When the New Jersey Nets made the trade to send Jason Kidd to the Dallas Mavericks for Devin Harris, a couple of draft picks, and a handful of disposable players, New Jersey thought Harris would be their breath of fresh air. Nets fans had high hopes that the "one man fast break" was going to lead them up the ladder in the Eastern Conference.
Instead, he’s led them to the cellar.
Since he’s joined the team, the Nets are 6-12, and have just two wins in their last 10 games. New Jersey is also no longer in line for the eighth seed in the Eastern Conference, with the Atlanta Hawks creeping up and snatching it away by a game and a half.
The former University of Wisconsin guard has been inconsistent, scoring less than 10 points at least twice a month in every month this season.
Harris has also entirely changed the way New Jersey approaches the rim. Ex-Net Jason Kidd wisely used his wit and time to find the open man, whereas Harris attempts to use his speed, causing him to get out of control and lose the ball.

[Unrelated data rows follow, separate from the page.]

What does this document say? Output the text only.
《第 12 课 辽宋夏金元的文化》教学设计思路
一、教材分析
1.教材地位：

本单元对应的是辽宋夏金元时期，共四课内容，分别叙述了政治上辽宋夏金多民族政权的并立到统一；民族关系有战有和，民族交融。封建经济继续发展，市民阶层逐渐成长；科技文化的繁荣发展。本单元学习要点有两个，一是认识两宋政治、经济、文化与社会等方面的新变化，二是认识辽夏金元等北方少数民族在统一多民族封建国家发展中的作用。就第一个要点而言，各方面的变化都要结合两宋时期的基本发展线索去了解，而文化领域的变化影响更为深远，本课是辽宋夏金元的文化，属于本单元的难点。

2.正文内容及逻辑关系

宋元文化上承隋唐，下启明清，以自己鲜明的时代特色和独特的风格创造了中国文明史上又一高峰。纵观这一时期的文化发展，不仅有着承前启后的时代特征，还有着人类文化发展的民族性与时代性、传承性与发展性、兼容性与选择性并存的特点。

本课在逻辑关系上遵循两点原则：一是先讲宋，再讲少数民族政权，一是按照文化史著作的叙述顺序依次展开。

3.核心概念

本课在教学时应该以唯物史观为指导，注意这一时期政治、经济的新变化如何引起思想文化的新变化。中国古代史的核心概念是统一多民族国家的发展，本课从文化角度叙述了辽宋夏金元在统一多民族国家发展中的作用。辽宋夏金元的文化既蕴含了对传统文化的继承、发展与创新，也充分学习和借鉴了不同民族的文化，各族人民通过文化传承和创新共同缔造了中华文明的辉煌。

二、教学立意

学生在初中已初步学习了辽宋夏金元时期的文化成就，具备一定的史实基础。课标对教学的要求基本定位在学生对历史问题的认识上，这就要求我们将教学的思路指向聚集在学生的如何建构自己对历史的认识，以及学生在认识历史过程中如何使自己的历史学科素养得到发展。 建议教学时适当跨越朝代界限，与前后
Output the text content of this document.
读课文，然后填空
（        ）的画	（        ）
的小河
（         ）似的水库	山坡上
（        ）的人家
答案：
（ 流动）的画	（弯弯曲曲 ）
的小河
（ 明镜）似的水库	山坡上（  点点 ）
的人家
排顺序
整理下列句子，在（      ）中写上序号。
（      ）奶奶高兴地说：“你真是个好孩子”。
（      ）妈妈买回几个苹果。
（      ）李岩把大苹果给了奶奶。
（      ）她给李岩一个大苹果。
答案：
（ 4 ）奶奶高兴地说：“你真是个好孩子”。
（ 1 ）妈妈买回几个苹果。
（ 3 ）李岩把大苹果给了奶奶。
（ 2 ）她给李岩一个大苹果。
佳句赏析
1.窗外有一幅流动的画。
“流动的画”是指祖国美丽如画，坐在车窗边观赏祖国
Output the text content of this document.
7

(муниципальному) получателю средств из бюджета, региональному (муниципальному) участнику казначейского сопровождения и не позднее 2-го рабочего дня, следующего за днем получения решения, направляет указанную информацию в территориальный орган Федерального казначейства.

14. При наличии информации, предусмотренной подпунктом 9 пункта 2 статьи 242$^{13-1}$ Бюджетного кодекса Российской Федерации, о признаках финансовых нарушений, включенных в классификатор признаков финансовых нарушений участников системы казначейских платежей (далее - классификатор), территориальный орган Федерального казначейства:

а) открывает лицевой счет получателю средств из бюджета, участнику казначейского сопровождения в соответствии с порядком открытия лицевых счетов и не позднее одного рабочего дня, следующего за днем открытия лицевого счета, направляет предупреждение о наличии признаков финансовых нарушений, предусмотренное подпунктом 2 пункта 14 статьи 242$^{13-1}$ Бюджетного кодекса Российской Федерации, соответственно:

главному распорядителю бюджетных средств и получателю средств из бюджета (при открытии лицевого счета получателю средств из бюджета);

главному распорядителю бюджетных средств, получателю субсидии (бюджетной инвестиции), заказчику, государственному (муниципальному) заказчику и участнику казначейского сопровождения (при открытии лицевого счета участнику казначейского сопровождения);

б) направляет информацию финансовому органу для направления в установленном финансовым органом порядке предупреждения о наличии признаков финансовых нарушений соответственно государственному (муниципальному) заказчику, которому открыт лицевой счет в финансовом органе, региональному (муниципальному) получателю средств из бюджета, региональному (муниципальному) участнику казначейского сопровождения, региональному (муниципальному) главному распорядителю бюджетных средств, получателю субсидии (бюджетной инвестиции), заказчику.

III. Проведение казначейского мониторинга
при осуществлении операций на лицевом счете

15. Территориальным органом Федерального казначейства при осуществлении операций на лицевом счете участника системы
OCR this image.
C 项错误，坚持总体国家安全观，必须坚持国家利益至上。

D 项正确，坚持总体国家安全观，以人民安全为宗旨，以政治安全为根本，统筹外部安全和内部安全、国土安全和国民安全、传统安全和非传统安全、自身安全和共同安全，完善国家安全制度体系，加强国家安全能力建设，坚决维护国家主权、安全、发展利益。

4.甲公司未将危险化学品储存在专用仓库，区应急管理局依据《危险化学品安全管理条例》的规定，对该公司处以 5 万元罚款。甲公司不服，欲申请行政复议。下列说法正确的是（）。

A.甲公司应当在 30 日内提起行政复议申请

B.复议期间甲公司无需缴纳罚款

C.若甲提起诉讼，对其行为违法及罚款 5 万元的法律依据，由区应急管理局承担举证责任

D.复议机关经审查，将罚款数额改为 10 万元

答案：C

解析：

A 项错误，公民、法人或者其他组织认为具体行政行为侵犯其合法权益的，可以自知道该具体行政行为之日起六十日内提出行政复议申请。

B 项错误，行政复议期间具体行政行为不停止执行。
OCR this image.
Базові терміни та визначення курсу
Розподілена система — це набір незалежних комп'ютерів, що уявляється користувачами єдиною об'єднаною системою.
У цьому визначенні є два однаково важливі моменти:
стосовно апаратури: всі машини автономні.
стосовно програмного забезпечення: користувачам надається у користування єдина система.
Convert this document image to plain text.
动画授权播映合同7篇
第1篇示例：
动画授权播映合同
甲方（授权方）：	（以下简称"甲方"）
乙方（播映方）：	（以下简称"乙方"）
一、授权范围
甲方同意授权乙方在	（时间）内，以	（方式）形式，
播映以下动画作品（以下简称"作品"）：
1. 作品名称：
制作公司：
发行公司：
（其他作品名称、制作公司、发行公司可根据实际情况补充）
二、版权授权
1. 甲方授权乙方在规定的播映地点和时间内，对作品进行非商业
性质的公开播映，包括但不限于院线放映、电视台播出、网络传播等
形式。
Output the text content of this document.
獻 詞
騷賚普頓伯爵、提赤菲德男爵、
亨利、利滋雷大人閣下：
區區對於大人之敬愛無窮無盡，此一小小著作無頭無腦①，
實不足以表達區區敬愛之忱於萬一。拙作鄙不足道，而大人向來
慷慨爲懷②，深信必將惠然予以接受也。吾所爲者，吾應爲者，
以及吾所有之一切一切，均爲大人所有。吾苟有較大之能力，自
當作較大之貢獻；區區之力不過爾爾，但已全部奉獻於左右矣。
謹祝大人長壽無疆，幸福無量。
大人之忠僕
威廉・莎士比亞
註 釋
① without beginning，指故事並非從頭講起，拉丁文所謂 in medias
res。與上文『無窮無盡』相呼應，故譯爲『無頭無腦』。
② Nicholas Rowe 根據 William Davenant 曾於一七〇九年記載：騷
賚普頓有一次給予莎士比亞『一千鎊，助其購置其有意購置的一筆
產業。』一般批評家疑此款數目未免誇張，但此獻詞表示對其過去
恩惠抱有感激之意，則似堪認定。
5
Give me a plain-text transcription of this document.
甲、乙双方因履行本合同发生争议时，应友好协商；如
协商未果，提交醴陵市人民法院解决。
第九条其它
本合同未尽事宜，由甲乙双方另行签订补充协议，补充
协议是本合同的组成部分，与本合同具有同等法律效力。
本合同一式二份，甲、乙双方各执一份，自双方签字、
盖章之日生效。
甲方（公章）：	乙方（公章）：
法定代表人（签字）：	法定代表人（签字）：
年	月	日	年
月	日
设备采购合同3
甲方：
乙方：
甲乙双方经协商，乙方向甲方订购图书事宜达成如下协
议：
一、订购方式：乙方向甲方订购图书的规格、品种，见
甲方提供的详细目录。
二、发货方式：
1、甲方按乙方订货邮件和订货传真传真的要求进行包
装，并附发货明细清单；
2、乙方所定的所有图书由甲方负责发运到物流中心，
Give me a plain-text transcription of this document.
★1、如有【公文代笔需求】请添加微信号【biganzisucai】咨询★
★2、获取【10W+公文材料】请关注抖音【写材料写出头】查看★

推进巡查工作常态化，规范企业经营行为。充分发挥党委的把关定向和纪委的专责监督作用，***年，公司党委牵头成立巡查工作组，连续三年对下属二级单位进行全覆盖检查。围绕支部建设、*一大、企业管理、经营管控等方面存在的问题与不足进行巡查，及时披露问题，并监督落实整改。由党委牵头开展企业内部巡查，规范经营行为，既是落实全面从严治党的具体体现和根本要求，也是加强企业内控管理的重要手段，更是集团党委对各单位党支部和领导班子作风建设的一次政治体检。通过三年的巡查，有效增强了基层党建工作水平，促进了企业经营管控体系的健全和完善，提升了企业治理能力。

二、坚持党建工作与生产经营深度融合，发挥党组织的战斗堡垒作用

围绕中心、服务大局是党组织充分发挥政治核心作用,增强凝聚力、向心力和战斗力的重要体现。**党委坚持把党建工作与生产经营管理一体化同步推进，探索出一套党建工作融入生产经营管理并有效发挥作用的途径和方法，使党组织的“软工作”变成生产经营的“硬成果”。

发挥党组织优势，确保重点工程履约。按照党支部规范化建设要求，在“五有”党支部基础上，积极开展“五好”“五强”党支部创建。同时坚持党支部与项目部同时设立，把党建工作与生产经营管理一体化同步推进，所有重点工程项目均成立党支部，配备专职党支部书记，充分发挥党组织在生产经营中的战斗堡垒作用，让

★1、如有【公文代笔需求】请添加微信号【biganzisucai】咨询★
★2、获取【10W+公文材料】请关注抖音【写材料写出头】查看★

Further evidence is his career-high 2.5 turnovers per game this season, which is one of the big reasons why Mavericks coach Avery Johnson felt no remorse in seeing him part ways with the team. Yes, Johnson also gave credit to Harris, saying that he has enough potential to be a All Star in this league—but realistically, almost all the coaches in the NBA want to avoid feuds and show respect by buttering their former players up.
I’m not saying the Devin Harris trade was a mistake for New Jersey, but at this point, the numbers don’t lie.